Zatrzymali złodzieja roweru. Jak się okazało grasował po Katowicach i miał więcej przestępstw na swoim koncie. Do tego, mężczyzna dopuścił się kradzieży w warunkach recydywy, co oznacza, że wyrok, który usłyszy może być surowszy.
Z ustaleń policji wynika, że złodziej miał kilka skradzionych jednośladów na sumieniu. Poszukiwany był w związku z czerwcową kradzieżą roweru na ulicy Bażantów. Skradziony wtedy jednoślad miał kosztować 2,5 tys. zł.

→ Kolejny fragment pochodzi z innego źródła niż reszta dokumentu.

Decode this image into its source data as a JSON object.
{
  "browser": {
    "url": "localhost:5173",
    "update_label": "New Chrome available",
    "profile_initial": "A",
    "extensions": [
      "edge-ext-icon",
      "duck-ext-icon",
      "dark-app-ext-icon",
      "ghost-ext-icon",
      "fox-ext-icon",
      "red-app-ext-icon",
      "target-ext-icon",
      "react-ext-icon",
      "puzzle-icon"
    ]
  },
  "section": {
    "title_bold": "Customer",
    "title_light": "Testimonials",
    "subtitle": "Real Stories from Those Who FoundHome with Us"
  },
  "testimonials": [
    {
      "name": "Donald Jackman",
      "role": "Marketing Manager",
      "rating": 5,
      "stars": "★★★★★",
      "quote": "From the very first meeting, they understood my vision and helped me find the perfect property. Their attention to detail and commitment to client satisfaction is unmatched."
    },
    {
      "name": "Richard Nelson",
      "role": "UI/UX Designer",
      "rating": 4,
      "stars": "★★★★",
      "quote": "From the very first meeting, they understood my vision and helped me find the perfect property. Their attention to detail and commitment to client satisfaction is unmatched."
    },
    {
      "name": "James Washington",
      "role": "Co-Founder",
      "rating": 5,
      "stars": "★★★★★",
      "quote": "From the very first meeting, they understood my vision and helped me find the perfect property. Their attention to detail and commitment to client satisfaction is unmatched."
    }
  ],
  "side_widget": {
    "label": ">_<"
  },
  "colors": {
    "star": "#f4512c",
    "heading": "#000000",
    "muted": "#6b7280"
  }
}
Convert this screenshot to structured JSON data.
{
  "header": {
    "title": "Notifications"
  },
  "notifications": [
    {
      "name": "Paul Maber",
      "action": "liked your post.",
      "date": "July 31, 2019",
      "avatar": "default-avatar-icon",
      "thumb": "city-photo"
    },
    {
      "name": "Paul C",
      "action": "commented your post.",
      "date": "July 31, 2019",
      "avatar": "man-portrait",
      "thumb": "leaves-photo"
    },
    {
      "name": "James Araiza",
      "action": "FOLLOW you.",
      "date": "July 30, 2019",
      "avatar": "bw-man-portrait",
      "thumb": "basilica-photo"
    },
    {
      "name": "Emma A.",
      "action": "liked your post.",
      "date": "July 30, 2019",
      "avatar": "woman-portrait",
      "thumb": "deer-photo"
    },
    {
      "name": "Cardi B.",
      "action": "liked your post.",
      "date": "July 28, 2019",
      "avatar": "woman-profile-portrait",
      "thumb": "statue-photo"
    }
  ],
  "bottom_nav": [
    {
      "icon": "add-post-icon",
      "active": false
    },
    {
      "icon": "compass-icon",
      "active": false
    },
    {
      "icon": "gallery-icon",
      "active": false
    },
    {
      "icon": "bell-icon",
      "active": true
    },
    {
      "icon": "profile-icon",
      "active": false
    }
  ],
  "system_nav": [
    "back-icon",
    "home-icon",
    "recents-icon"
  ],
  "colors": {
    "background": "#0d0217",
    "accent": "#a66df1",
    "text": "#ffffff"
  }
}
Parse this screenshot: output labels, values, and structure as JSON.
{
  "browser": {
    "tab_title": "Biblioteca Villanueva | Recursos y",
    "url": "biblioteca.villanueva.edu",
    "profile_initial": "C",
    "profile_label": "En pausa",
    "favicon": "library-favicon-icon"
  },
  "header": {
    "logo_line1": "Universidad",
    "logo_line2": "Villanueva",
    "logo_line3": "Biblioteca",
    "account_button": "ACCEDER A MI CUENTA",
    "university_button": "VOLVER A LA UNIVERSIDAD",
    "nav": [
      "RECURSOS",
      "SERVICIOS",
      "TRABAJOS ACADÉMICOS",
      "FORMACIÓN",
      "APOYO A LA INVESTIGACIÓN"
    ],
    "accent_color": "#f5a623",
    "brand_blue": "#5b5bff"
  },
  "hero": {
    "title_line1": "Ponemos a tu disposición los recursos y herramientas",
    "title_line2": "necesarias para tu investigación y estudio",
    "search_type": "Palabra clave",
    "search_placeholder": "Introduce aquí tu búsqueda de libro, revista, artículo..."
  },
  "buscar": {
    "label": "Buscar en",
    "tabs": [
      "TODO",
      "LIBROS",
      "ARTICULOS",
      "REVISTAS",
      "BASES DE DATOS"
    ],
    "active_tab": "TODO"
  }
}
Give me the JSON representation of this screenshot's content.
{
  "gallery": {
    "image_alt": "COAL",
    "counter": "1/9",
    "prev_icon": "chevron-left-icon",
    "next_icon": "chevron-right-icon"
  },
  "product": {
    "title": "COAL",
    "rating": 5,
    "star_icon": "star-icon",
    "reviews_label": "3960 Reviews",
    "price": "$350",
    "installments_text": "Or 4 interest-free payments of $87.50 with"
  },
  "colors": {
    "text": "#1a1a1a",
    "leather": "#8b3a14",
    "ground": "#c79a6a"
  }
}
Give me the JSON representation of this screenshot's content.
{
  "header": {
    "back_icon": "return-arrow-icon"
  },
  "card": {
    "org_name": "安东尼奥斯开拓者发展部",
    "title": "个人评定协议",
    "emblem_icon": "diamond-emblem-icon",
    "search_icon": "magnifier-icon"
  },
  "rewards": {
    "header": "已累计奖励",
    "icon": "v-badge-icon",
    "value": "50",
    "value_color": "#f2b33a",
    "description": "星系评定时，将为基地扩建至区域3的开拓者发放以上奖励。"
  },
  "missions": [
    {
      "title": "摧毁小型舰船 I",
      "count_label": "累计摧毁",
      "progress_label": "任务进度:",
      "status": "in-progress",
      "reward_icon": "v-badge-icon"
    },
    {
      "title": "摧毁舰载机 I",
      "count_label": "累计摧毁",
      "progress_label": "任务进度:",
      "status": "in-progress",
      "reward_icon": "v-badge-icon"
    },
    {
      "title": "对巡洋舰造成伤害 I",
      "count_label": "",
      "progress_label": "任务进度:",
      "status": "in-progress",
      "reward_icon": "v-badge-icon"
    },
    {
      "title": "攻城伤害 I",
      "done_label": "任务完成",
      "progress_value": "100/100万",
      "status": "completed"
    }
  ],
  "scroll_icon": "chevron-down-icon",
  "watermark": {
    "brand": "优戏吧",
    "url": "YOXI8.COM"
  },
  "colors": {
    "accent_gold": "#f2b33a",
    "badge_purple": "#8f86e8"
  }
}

„Okazało się, że mężczyzna poszukiwany jest również za kradzieże rowerów przez kryminalnych z II komisariatu. Dzięki pracy operacyjnej policjantów z tej jednostki, mężczyzna został zidentyfikowany i doprowadzony do komisariatu. Podejrzany odpowie teraz nie tylko za kradzież roweru na ulicy Bażantów, ale również dwóch rowerów z ulicy Okrzei” – informuje Agnieszka Żyłka z katowickiej policji.
Sprawca przyznał się do winy. Grozi mu 5 lat więzienia. Ta kara może zostać zwiększona o połowę, gdyż działał w warunkach recydywy.